Thursday, June 20, 2013
Dylan Shearer "Porchpuddles" on Empty Cellar Records
You could say that psych rock officially began with The 13th Floor Elevators and - let’s face it - LSD. It has, in the forty years since, mutated and combined with elements of freak folk even picking up some of Brian Eno’s atmospheric methodology along the way. Porchpuddles by Dylan Shearer expands on this thread into a quietly unsettling mix of hushed but spacious tracks. Hazy psych originated and flourished on the West coast, especially in the San Francisco Bay area, where Dylan currently lives and naturally cultivated his hybrid of muted perception.
The film Eraserhead clearly drew a line in the sand; you either enjoy giving in to the unknown or it’s an experience that will leave you frustrated. Slowcore bands like Rex and Fuck had the same problem with tempo; if you aren’t going to sit back and accept their deliberately slow ride then Porchpuddles also isn’t going to reveal itself. What Dylan is able to accomplish given this self imposed minimal environment continues to be amazing with each listen.
“Afterwhile” begins with a minimal electric guitar, slow, timid, and loud as hell. It’s turned up to a Velvet Underground level, amplifying those unavoidable imperfections, but in the process, humanizing the tracks. The chord changes groan and squeak, skittering across the fret board, ignoring polish. Dylan’s low, quivering vocal has a lot in common with Tim Cohen’s woozy folk roots, and he also lets his vocal melody evolve to look for cracks to creep in, often at odds with the electric guitar and hint of percussion. “Vacancies” goes further down the ambling folk road with a skeleton thin guitar that barely props up the meat of the lyric. Tim Cohen calls Dylan “A ghost of the present” in the press release and the comparison is something I can't escape. He’s literally delivering his phantom vocal in a moaning flutter that floats through open windows and down with falling leaves in the backyard. He’s created a real sense of calm in singing about sitting in a waiting room again, his world is running on another speed. It’s a perfect soundtrack for that passive activity…or taking a nap. Not because it’s boring, but it’s functioning as a lullaby in its subtle changes and tranquil melodies. A banjo pokes through the fluctuating rhythm of bass as if there are a few different songs wrapped up in each other. His improbable approach to song construction comes together like a driftwood shack on a foggy beach, adding to the dreamland feel, asking how this could possibly continue to hold itself together. Especially on “Tardy Party” which can barely keep a regular strumming rhythm, like the best Will Oldham moments, its stumbling home at the end of a drunken evening with the right kind of slowness.

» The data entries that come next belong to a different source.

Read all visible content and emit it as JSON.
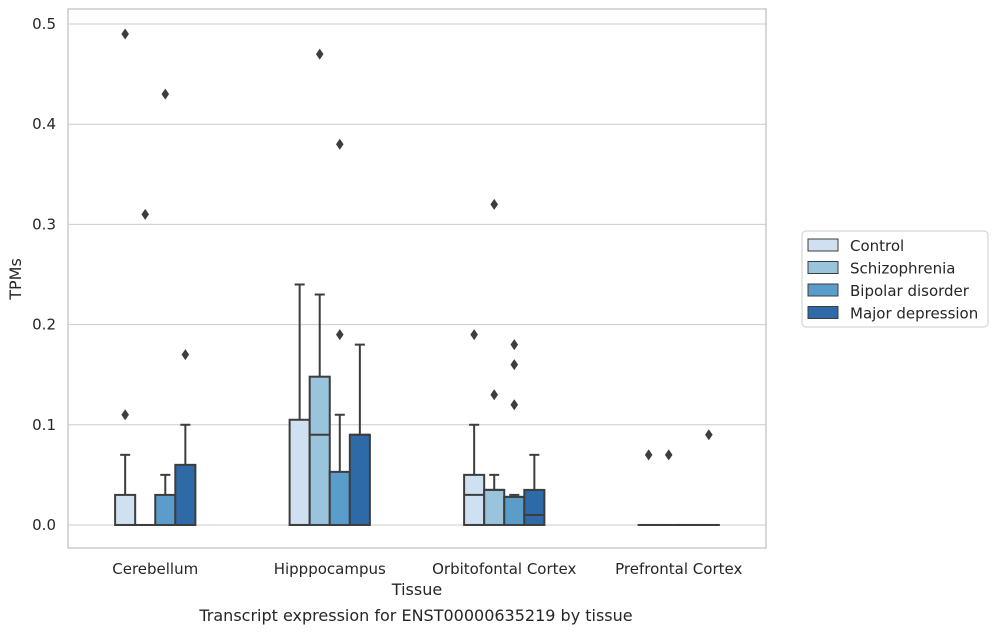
{
  "caption": "Transcript expression for ENST00000635219 by tissue",
  "chart_data": {
    "type": "boxplot",
    "xlabel": "Tissue",
    "ylabel": "TPMs",
    "ylim": [
      -0.023,
      0.515
    ],
    "yticks": [
      0.0,
      0.1,
      0.2,
      0.3,
      0.4,
      0.5
    ],
    "ytick_labels": [
      "0.0",
      "0.1",
      "0.2",
      "0.3",
      "0.4",
      "0.5"
    ],
    "grid": "horizontal",
    "legend_position": "right, outside plot",
    "categories": [
      "Cerebellum",
      "Hipppocampus",
      "Orbitofontal Cortex",
      "Prefrontal Cortex"
    ],
    "series": [
      {
        "name": "Control",
        "color": "#cfe0f1",
        "boxes": [
          {
            "q1": 0.0,
            "median": 0.0,
            "q3": 0.03,
            "whisker_low": 0.0,
            "whisker_high": 0.07,
            "outliers": [
              0.11,
              0.49
            ]
          },
          {
            "q1": 0.0,
            "median": 0.0,
            "q3": 0.105,
            "whisker_low": 0.0,
            "whisker_high": 0.24,
            "outliers": []
          },
          {
            "q1": 0.0,
            "median": 0.03,
            "q3": 0.05,
            "whisker_low": 0.0,
            "whisker_high": 0.1,
            "outliers": [
              0.19
            ]
          },
          {
            "q1": 0.0,
            "median": 0.0,
            "q3": 0.0,
            "whisker_low": 0.0,
            "whisker_high": 0.0,
            "outliers": [
              0.07
            ]
          }
        ]
      },
      {
        "name": "Schizophrenia",
        "color": "#9ac3dc",
        "boxes": [
          {
            "q1": 0.0,
            "median": 0.0,
            "q3": 0.0,
            "whisker_low": 0.0,
            "whisker_high": 0.0,
            "outliers": [
              0.31
            ]
          },
          {
            "q1": 0.0,
            "median": 0.09,
            "q3": 0.148,
            "whisker_low": 0.0,
            "whisker_high": 0.23,
            "outliers": [
              0.47
            ]
          },
          {
            "q1": 0.0,
            "median": 0.035,
            "q3": 0.035,
            "whisker_low": 0.0,
            "whisker_high": 0.05,
            "outliers": [
              0.13,
              0.32
            ]
          },
          {
            "q1": 0.0,
            "median": 0.0,
            "q3": 0.0,
            "whisker_low": 0.0,
            "whisker_high": 0.0,
            "outliers": [
              0.07
            ]
          }
        ]
      },
      {
        "name": "Bipolar disorder",
        "color": "#5a9dcb",
        "boxes": [
          {
            "q1": 0.0,
            "median": 0.0,
            "q3": 0.03,
            "whisker_low": 0.0,
            "whisker_high": 0.05,
            "outliers": [
              0.43
            ]
          },
          {
            "q1": 0.0,
            "median": 0.0,
            "q3": 0.053,
            "whisker_low": 0.0,
            "whisker_high": 0.11,
            "outliers": [
              0.19,
              0.38
            ]
          },
          {
            "q1": 0.0,
            "median": 0.028,
            "q3": 0.028,
            "whisker_low": 0.0,
            "whisker_high": 0.03,
            "outliers": [
              0.12,
              0.16,
              0.18
            ]
          },
          {
            "q1": 0.0,
            "median": 0.0,
            "q3": 0.0,
            "whisker_low": 0.0,
            "whisker_high": 0.0,
            "outliers": []
          }
        ]
      },
      {
        "name": "Major depression",
        "color": "#2d6aa7",
        "boxes": [
          {
            "q1": 0.0,
            "median": 0.0,
            "q3": 0.06,
            "whisker_low": 0.0,
            "whisker_high": 0.1,
            "outliers": [
              0.17
            ]
          },
          {
            "q1": 0.0,
            "median": 0.09,
            "q3": 0.09,
            "whisker_low": 0.0,
            "whisker_high": 0.18,
            "outliers": []
          },
          {
            "q1": 0.0,
            "median": 0.01,
            "q3": 0.035,
            "whisker_low": 0.0,
            "whisker_high": 0.07,
            "outliers": []
          },
          {
            "q1": 0.0,
            "median": 0.0,
            "q3": 0.0,
            "whisker_low": 0.0,
            "whisker_high": 0.0,
            "outliers": [
              0.09
            ]
          }
        ]
      }
    ]
  }
}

B-Side’s “Alright, Already” finds Dylan nearly country, leisurely picking in a slower tempo so the tune can sink in deeper. A hint of hesitation in the performance is like a shaky stutter of car engine turning over, the chorus defying expectation and forcing the listener to will it into place, an inevitable failure that contradicts the master plan Porchpuddles had from the beginning. “Lostlore (Tinsel Mines)” is also in a constant state of catch up, just behind the vocal, which ceases to give any context for meaning. He’s nearly abandoned recognizable words and delivers them at such a soothing, warm blanket pace that the lyric becomes pure sound refusing to spell things out. There’s no direct message or story, it only sets into slow motion a Sunday afternoon. Dylan’s natural vibrato isn’t immediately apparent until you catch him at the end of a layered vocal on “Walked Away” where one of his layers ends too soon. By this time there’s no surprises in the instrumentation, the same elements are employed to mix and wind together into a massive, laid back stroll through that impressively green forest as far as you can see in every direction. You’re completely, hopelessly lost and it doesn’t matter.